Par ailleurs, l’augmentation des contrats précaires constitue l’une des principales préoccupations de l’organisation syndicale. Outre l’instabilité professionnelle et d’autres lacunes liées à ce type de contrats, les travailleurs/euses ne sont pas couverts par les compagnies d’assurance contre les risques professionnels (ART). Par conséquent, le SOEME-ZO estime qu’il faut avant tout transférer à l’usine les employé(e)s qui travaillent dans les secteurs les plus exposés aux risques professionnels, comme celui des déchets.
Cette dégradation des conditions de travail doit être analysée dans le contexte des politiques actuelles d’ajustement et de flexibilisation du travail en Argentine, qui s’accompagnent d’une recrudescence de la criminalisation et de la répression de la protestation sociale. À court terme, il est possible que cette situation soit l’un des principaux sujets à l’ordre du jour des syndicats.
Pour le syndicat, l’enjeu consiste à mettre en place des processus similaires à celui d’Esquel dans d’autres localités de la région dans lesquelles il est représenté, non seulement parce qu’il s’agit d’une opportunité d’améliorer les conditions de travail et de valoriser les travailleurs/euses du secteur, mais également en raison de ses conséquences positives sur l’environnement et la population.
Documents
* Article rédigé par Laura Maffei, conseillère de l’ISP, sur la base d’entretiens menés auprès de Jorge Luis Antipán, Antonio Osorio et Ángel Ramírez, représentants du Syndicat des ouvriers/ères et employé(e)s municipaux d’Esquel et de la zone ouest (Sindicato de Obreros y Empleados Municipales de Esquel y Zona Oeste, SOEME-ZO), membre de la Confédération des fonctionnaires municipaux d’Argentine (Confederación de Trabajadores Municipales de Argentina, CTM).

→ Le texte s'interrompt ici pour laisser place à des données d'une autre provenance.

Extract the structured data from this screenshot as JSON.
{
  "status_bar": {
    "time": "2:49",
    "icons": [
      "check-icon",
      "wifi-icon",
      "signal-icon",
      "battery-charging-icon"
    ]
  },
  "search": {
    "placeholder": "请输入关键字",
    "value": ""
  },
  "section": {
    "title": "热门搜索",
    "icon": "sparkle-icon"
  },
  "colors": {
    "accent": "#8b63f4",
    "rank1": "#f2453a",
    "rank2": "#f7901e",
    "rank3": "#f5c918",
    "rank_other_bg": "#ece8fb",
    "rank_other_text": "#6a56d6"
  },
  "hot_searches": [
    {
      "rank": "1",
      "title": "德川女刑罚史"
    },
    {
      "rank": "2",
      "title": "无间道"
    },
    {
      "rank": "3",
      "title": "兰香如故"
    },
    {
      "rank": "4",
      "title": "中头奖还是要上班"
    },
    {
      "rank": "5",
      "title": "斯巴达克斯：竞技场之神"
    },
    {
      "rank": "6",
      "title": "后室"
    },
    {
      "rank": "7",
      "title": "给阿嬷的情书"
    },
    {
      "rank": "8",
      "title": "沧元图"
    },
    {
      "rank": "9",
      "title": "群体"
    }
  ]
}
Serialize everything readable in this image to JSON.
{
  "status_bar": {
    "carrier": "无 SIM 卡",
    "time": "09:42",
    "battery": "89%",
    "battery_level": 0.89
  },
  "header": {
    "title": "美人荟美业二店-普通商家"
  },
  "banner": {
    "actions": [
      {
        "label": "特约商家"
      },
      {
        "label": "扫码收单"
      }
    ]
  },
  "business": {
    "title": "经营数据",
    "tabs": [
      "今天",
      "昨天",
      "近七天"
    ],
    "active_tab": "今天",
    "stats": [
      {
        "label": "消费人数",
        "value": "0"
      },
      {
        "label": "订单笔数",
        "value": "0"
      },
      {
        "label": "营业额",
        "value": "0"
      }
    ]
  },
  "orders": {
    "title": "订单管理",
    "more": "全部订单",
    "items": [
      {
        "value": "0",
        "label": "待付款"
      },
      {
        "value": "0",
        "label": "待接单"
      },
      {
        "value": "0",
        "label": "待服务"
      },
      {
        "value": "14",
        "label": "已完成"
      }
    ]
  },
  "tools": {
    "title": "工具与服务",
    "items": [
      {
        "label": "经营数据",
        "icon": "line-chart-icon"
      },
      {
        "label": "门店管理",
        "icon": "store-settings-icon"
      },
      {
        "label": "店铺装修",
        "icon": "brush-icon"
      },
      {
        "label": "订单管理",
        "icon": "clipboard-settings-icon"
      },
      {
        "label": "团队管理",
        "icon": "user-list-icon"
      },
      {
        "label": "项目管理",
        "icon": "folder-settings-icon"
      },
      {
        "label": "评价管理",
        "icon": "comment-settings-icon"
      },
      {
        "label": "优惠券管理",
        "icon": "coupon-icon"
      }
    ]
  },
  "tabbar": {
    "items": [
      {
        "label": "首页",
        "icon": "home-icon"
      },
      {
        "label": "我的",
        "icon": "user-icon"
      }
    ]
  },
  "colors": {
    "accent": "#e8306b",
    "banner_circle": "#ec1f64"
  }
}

Cet article s’inscrit dans le cadre d’une série de cas identifiés dans le secteur des services municipaux des déchets de l’ISP, à la suite de la première réunion des syndicats municipaux des services des déchets d’Amérique latine de l’ISP, qui s’est tenue à Bogotá, en Colombie, les 28 et 29 juillet 2017.
[1] En 2003, grâce à la pression populaire, un plébiscite contraignant a été organisé, lors duquel plus de 80 % des habitant(e)s ont voté contre la mise en place d’une mine d’or dans la localité. Cette lutte constitue l’une des premières victoires populaires de l’opposition face à la montée de l’extraction minière en Amérique latine.
[2] Loi nationale N° 25.916 sur la protection environnementale relative à la gestion intégrale des déchets domestiques, 2004 ; Stratégie nationale sur les déchets solides urbains, 2005 ; Plan provincial GIRSU, 2005 ; loi provinciale XI N° 50 sur la protection environnementale relative à la gestion intégrale des déchets solides urbains, 2010.